Reducing speed, cutting danger
This year he organisers are looking to lower speeds in urban areas. This will not only improve the air quality and fuel economy, but also improve the lives of vulnerable people in particular. It is seen as a key to unlock a virtuous cycle of zero carbon active travel, shifting from car dependence, enabling thriving public transportation, cleaner air and lower CO2 emissions.
Making walking and cycling safer and more accessible, enabling and encouraging healthy lifestyles, is an essential part of the process: “Liveable streets are more crucial than ever as we respond to COVID-19”.
It is also essential for social and racial equity. Lower income and minority communities are most exposed to high-speed traffic, and the road danger, environmental hazard and social exclusion it causes.
Children and young people are most at risk on the streets where they live, play and travel to school. Every day 3000 children and young people are killed or seriously injured on the world’s roads. A child hit by a car at 30 km/h (20 mph) can survive. Hit at 80 km/h (50 mph), most will die. Speed kills.
The 2020 Stockholm Declaration, adopted by governments worldwide, calls for a focus on liveable streets. This is in line with available evidence, stipulating a maximum road travel speed of 30 km/h where vulnerable road users and vehicles mix. Commitment to this approach must be at the forefront of the new ‘Decade of Action for Road Safety’ to achieve the ‘Global Goals’.
The WHO say now is the time to urgently deliver on this call to action by reducing, designing and enforcing traffic speeds. These improve safety for everyone, everywhere. Prioritising low speed streets in all residential areas and near schools must be the default action worldwide.

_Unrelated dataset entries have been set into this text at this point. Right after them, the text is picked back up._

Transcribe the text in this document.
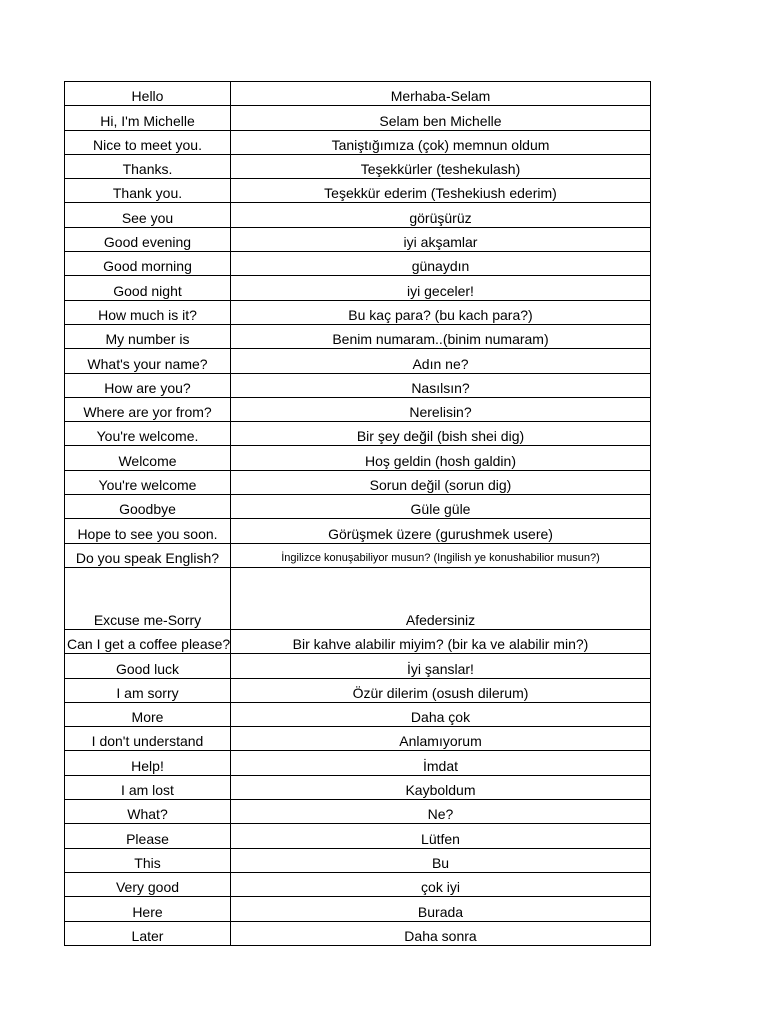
Hello	Merhaba-Selam
Hi, I'm Michelle	Selam ben Michelle
Nice to meet you.	Taniştığımıza (çok) memnun oldum
Thanks.	Teşekkürler (teshekulash)
Thank you.	Teşekkür ederim (Teshekiush ederim)
See you	görüşürüz
Good evening	iyi akşamlar
Good morning	günaydın
Good night	iyi geceler!
How much is it?	Bu kaç para? (bu kach para?)
My number is	Benim numaram..(binim numaram)
What's your name?	Adın ne?
How are you?	Nasılsın?
Where are yor from?	Nerelisin?
You're welcome.	Bir şey değil (bish shei dig)
Welcome	Hoş geldin (hosh galdin)
You're welcome	Sorun değil (sorun dig)
Goodbye	Güle güle
Hope to see you soon.	Görüşmek üzere (gurushmek usere)
Do you speak English?	İngilizce konuşabiliyor musun? (Ingilish ye konushabilior musun?)
Excuse me-Sorry	Afedersiniz
Can I get a coffee please?	Bir kahve alabilir miyim? (bir ka ve alabilir min?)
Good luck	İyi şanslar!
I am sorry	Özür dilerim (osush dilerum)
More	Daha çok
I don't understand	Anlamıyorum
Help!	İmdat
I am lost	Kayboldum
What?	Ne?
Please	Lütfen
This	Bu
Very good	çok iyi
Here	Burada
Later	Daha sonra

The UN Global Road Safety Week runs between 17-23 May, under the theme #Love20.
It aims to promote 20mph speed limits as the norm in places where people mix with traffic, by garnering policy commitments at national and local levels and generating local support.
WHO says 20mph speed limits create safe, healthy, green and liveable cities – and ahead of the event is calling on people to sign an open letter and add their voice to the “growing global movement” demanding 20mph streets.
The letter reads: “Low speed streets save lives and are the heart of any community. 30km/h (20mph) speed limits where people and traffic mix make for streets that are healthy, green and liveable, in other words, streets for life.
“We’re calling on policymakers to act for low speed streets worldwide, limiting speeds to 30km/h (20mph) where people walk, live and play.
“Join the #Love30 campaign to call for 30km/h speed limits to be the norm for cities, towns and villages worldwide.”
WHO has also published a campaign toolkit, which includes social media templates and infographics, a poster campaign and a factsheet.